Certainly, Bible passages can be used to support the concept that God knows all things past, present, and future. “All things are naked and open to the eyes of Him to whom we must give account” (Hebrews 4:13 also 1 John 3:20; Psalm 147:5…etc.). But future events do not happen because God “foreknew” them; rather, they are known by God because they will take place. In addition, because the Lord knows something will happen does not mean He wills it to happen.
Did God predestine that only some would be saved? The Bible answers: NO. Paul writes that God “desires all men to be saved and to come to the knowledge of the truth” (1 Timothy 2:4). If only some are predestined to be saved, then, why would Jesus offer His salvation to all? For He said, “Whoever desires, let him take the water of life freely” (Revelation 22:17; John 3:16).
The Contemporary English Version Bible translates the debated verse in Romans 8:29 more clearly, stating that God “has always known who his chosen ones would be. He had decided to let them become like his own Son, so that his Son would be the first of many children.” While everyone is called to salvation, not everyone will respond to the call. But those who choose to accept the call, these will be transformed into the Son’s likeness.

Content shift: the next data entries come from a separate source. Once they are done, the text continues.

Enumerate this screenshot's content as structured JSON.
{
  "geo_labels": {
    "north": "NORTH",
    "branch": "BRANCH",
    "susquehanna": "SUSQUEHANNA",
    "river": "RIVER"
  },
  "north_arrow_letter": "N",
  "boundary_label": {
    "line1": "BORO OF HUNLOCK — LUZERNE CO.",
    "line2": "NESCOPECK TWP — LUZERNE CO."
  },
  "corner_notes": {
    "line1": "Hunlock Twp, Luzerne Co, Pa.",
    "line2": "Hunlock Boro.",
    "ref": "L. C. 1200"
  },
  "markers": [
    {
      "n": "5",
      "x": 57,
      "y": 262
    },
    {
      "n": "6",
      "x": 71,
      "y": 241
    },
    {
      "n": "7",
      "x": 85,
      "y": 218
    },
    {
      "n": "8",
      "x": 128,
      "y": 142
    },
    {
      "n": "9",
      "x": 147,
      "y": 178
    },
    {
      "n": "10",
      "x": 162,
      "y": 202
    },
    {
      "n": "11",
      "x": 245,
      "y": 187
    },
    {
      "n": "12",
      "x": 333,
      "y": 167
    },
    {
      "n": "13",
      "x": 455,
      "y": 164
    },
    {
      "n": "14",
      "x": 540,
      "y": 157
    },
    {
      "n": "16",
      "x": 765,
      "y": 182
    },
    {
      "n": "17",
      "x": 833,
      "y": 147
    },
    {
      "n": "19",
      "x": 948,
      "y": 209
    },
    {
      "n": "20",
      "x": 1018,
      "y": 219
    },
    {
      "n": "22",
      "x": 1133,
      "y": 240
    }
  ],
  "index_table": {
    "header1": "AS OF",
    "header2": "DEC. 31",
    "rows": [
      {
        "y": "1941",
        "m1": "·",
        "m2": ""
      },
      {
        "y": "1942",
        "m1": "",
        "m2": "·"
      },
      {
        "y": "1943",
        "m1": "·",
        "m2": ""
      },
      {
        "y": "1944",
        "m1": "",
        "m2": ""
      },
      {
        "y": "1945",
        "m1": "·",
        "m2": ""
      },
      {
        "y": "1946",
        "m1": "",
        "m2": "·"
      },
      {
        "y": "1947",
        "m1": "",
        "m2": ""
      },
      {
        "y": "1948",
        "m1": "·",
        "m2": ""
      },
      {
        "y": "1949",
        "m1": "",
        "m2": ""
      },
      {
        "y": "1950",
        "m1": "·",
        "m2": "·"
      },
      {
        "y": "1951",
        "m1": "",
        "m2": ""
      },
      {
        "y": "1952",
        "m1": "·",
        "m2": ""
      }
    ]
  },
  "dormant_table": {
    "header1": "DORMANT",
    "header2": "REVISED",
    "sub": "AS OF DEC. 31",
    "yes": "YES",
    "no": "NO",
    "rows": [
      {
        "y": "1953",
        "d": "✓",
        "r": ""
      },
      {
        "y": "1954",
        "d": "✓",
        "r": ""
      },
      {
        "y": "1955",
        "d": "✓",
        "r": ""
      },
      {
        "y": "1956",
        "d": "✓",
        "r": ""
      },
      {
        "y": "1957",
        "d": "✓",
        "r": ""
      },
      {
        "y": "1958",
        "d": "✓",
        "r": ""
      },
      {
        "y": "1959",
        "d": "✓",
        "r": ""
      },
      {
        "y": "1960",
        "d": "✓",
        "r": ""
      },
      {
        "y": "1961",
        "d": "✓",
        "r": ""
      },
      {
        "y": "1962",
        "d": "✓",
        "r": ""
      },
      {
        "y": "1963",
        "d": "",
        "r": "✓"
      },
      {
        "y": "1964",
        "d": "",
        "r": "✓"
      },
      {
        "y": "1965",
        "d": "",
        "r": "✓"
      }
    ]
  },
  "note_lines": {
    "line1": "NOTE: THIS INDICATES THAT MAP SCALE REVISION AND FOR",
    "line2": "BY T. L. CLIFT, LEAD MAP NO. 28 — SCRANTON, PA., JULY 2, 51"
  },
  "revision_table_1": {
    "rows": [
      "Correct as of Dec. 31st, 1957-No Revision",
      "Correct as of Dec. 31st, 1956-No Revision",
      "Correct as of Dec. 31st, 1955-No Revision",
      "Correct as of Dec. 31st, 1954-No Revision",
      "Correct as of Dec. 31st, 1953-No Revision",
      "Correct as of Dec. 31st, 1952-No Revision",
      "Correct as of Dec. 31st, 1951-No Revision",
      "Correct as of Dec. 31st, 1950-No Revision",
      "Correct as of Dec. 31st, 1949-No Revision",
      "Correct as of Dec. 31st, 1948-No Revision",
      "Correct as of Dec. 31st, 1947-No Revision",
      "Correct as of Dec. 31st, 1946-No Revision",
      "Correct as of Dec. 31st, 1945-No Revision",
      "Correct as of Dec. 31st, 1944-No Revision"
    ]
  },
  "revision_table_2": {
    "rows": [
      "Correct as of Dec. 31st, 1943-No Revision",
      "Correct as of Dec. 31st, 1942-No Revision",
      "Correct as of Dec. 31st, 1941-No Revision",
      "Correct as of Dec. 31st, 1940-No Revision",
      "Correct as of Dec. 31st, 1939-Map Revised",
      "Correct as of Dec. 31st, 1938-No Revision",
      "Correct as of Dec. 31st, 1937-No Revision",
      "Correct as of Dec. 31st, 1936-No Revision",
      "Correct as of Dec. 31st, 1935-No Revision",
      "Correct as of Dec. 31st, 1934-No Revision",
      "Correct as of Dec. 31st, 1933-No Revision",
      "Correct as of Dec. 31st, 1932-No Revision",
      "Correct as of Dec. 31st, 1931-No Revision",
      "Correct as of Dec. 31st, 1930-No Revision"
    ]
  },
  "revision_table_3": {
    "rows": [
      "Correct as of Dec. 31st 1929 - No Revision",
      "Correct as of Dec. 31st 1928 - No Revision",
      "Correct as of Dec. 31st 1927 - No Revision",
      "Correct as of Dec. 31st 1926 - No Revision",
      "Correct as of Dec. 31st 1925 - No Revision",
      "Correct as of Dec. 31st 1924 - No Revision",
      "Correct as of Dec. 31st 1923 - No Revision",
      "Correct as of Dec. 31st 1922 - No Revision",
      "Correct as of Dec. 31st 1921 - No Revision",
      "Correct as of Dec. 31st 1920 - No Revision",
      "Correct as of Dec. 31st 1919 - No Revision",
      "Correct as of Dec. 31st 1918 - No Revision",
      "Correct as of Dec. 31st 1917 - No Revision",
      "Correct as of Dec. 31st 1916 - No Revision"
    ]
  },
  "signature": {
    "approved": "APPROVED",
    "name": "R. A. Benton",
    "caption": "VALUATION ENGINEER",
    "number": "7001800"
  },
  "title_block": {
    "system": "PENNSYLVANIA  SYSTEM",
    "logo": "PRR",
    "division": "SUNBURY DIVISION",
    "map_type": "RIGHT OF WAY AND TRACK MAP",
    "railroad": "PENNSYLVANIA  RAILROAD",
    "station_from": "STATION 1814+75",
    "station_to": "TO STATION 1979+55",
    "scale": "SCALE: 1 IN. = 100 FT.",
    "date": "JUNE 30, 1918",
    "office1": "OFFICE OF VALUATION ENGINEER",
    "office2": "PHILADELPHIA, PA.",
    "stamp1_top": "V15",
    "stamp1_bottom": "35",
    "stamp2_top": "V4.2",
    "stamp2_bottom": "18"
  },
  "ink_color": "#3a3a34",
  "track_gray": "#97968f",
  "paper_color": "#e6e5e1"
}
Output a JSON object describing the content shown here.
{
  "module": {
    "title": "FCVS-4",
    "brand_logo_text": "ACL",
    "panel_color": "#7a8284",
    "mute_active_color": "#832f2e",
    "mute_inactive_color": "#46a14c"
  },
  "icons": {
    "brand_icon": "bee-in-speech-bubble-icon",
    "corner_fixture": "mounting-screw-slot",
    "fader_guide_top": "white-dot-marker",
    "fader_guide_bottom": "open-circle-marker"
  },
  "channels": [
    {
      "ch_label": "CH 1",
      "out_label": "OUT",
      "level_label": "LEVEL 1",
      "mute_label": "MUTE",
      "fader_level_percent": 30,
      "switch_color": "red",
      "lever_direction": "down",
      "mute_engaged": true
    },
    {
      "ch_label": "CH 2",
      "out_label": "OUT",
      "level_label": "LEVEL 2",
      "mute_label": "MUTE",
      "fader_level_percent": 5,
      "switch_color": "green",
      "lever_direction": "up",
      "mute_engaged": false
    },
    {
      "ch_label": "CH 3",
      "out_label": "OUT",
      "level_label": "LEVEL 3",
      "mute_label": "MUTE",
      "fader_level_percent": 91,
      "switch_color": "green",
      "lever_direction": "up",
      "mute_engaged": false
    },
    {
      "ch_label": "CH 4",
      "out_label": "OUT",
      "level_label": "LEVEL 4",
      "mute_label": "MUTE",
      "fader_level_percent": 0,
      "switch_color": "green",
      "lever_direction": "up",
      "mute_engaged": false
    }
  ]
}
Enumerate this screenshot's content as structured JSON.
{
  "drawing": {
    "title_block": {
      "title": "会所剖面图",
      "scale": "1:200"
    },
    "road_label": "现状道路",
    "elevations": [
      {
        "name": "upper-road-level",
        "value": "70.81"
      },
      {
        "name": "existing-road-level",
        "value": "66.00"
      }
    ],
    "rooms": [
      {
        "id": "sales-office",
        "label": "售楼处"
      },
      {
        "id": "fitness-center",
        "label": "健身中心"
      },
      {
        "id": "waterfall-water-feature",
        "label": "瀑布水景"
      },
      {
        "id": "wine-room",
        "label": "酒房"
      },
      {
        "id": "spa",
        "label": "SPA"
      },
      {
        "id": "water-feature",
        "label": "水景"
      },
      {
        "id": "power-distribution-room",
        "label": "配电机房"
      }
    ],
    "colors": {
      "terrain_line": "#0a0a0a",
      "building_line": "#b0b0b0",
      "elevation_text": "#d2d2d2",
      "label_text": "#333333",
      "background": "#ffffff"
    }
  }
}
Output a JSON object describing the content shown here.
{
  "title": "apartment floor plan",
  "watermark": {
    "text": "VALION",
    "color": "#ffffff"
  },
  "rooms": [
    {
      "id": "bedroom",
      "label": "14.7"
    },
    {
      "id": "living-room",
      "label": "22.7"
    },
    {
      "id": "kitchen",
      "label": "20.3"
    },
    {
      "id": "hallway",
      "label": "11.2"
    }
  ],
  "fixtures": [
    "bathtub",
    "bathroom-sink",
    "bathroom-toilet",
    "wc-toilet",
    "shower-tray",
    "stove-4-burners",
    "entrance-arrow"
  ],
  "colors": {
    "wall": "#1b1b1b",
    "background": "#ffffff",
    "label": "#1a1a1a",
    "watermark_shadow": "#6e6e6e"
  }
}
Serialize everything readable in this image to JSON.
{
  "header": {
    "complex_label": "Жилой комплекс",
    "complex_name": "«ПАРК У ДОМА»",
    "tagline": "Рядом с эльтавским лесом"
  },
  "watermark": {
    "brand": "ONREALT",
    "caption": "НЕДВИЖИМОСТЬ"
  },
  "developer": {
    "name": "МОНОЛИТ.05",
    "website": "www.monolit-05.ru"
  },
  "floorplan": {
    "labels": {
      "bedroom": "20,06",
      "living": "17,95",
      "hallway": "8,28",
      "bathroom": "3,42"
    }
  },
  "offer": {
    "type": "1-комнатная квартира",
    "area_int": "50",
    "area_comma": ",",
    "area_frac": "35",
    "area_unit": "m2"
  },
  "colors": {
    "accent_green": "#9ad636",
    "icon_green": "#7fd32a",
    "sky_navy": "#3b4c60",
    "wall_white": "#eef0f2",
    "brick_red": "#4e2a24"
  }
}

One reason Calvin taught in favor of the doctrine of predestination was to make sure God receives all the glory for salvation. He believed that if a person has any part to play in his salvation—even his own choice to accept Jesus—then he would deserve some credit. Therefore, he concluded, a person really does not have a choice. He said, God’s sovereignty does not allow for human free will.
God is all-knowing. He knows whether a person is going to be saved or lost, but His knowledge does not take away a person’s free will. We know this because of the many Scripture passages that show man’s freedom of choice (Deuteronomy 30:19, 20; Galatians 5:13; John 7:17; Mark 8:34; Proverbs 16:9; Revelation 3:20; Romans 10:9,10; 13:2; Isaiah 55:6,7; 2 Peter 3:9…etc.).
The story of man’s fall illustrates the high worth that God gave to Adam and Eve when He let them choose whether to obey or disobey Him. God tells his children, “choose for yourselves this day whom you will serve” (Joshua 24:15).